Short proofs for tricky formulas

Abstract

The object of this paper is to demonstrate how certain tricky mathematical arguments can be encoded as short formal proofs for the propositional tautologies representing the mathematical statements. Using resolution as a base proof system for the propositional calculus, we exhibit these short proofs under resolution augmented by one of two principles: the principle of extension, originally suggested by Tseitin, and the principle of symmetry, introduced in this paper. These short proofs illustrate the power of extension and symmetry in theorem proving. The principle of extension allows the introduction of auxiliary variables to represent intermediate formulas so that the length of a proof can be significantly reduced by manipulating these variables instead of the formulas that they stand for. Symmetry, on the other hand, allows one to recognize that a tautology remains invariant under certain permutations of variable names, and use that information to avoid repeated independent derivations of intermediate formulas that are merely permutational variants of one another.

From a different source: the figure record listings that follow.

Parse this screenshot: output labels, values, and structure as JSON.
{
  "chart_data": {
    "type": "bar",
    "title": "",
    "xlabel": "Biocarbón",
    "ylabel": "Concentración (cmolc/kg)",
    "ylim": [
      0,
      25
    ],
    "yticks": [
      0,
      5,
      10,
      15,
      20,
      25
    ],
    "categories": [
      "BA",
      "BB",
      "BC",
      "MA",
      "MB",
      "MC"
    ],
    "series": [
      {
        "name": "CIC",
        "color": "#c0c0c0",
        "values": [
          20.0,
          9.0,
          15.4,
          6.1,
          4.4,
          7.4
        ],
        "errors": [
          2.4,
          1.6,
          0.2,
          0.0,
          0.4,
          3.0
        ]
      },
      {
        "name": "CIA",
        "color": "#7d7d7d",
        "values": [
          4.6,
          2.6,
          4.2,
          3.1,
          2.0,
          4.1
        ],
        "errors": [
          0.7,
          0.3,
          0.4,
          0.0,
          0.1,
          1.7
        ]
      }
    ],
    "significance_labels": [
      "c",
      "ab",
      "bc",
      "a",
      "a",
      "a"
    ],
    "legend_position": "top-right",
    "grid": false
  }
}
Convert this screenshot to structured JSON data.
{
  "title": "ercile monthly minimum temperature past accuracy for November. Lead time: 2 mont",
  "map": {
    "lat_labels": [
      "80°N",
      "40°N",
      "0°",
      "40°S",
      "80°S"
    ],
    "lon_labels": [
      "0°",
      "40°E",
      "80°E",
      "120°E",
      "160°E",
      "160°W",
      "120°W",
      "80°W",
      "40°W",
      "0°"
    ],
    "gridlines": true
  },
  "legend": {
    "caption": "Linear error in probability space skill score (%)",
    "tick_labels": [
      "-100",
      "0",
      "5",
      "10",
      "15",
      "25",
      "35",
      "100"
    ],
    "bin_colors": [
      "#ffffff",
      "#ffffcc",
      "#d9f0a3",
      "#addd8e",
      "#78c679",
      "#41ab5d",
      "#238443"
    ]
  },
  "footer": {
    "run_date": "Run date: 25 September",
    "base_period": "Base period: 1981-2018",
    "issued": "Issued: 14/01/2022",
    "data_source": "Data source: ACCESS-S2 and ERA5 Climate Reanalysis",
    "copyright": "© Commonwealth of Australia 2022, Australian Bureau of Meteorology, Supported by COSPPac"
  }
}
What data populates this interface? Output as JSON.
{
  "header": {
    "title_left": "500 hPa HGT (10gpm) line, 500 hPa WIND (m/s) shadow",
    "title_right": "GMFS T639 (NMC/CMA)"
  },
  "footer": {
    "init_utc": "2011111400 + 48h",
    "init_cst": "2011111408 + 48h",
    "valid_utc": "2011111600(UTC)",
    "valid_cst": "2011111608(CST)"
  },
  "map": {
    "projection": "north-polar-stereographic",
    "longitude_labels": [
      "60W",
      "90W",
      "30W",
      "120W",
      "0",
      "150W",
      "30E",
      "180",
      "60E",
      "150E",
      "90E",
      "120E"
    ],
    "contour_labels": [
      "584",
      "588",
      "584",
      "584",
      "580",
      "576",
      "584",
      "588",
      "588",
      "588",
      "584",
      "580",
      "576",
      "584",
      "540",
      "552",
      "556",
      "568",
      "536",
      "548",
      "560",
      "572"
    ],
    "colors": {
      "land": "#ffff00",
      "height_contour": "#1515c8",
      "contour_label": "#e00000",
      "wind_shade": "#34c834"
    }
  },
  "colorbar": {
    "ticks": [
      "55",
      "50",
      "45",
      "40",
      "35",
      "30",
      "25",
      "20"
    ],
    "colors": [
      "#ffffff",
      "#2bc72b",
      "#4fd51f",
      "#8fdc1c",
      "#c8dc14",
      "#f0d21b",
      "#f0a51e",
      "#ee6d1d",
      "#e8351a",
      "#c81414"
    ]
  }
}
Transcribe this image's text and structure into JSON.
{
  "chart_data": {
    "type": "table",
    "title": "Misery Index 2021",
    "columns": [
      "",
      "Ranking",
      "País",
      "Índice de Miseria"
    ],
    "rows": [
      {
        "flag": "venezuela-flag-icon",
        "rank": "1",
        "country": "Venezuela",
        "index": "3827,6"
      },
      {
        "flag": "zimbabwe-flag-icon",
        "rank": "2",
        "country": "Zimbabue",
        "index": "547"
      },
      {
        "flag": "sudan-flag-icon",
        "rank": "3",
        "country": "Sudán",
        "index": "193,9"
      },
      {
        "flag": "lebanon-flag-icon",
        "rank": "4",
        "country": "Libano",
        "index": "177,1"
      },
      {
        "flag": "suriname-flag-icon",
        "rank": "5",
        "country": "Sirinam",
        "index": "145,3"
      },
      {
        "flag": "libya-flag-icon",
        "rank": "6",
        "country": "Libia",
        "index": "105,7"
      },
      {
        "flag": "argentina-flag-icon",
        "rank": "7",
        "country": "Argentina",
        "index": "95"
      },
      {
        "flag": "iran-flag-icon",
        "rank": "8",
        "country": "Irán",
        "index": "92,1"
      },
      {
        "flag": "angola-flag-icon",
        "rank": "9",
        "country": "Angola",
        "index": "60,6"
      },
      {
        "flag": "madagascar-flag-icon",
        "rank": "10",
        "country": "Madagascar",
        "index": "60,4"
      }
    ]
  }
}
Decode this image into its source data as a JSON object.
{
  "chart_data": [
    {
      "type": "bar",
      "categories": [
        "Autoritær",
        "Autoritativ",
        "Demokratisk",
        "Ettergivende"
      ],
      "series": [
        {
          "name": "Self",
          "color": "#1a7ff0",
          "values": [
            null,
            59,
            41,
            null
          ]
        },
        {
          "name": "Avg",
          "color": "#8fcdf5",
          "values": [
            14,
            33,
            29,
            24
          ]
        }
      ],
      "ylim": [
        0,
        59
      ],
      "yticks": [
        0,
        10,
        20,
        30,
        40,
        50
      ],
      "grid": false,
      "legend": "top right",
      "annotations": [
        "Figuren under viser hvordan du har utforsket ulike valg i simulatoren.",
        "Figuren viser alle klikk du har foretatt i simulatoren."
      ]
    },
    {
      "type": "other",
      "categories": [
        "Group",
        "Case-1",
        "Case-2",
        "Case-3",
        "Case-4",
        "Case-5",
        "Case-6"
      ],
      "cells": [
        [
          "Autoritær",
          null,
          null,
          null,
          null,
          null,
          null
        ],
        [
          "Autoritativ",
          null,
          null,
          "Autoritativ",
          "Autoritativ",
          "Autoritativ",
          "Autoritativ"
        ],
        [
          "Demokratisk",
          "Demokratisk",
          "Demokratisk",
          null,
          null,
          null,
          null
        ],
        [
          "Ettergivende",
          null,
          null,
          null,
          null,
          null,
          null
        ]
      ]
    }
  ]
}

First we show that a number of inductive arguments can be encoded as short formal proofs using either extension or symmetry. We provide the details for the tautologies derived by encoding the statement, “An acyclic digraph on n vertices must have a source.” We then consider the familiar checkerboard puzzle which asserts that a checkerboard, two of whose diagonally opposite corner squares are removed, cannot be perfectly covered with dominoes. We demonstrate short proofs for the tautologies derived from the above assertion, using extension to mimic the tricky informal argument. Finally, we consider statements asserting the Ramsey property of numbers much larger than the critical Ramsey numbers. We show that the proof of Ramsey's theorem can be imitated using the principle of symmetry to yield short proofs for these tautologies. The main theme of the paper is that both extension and symmetry are very powerful augmentations to resolution. We leave open whether either extension or symmetry can polynomially simulate the other.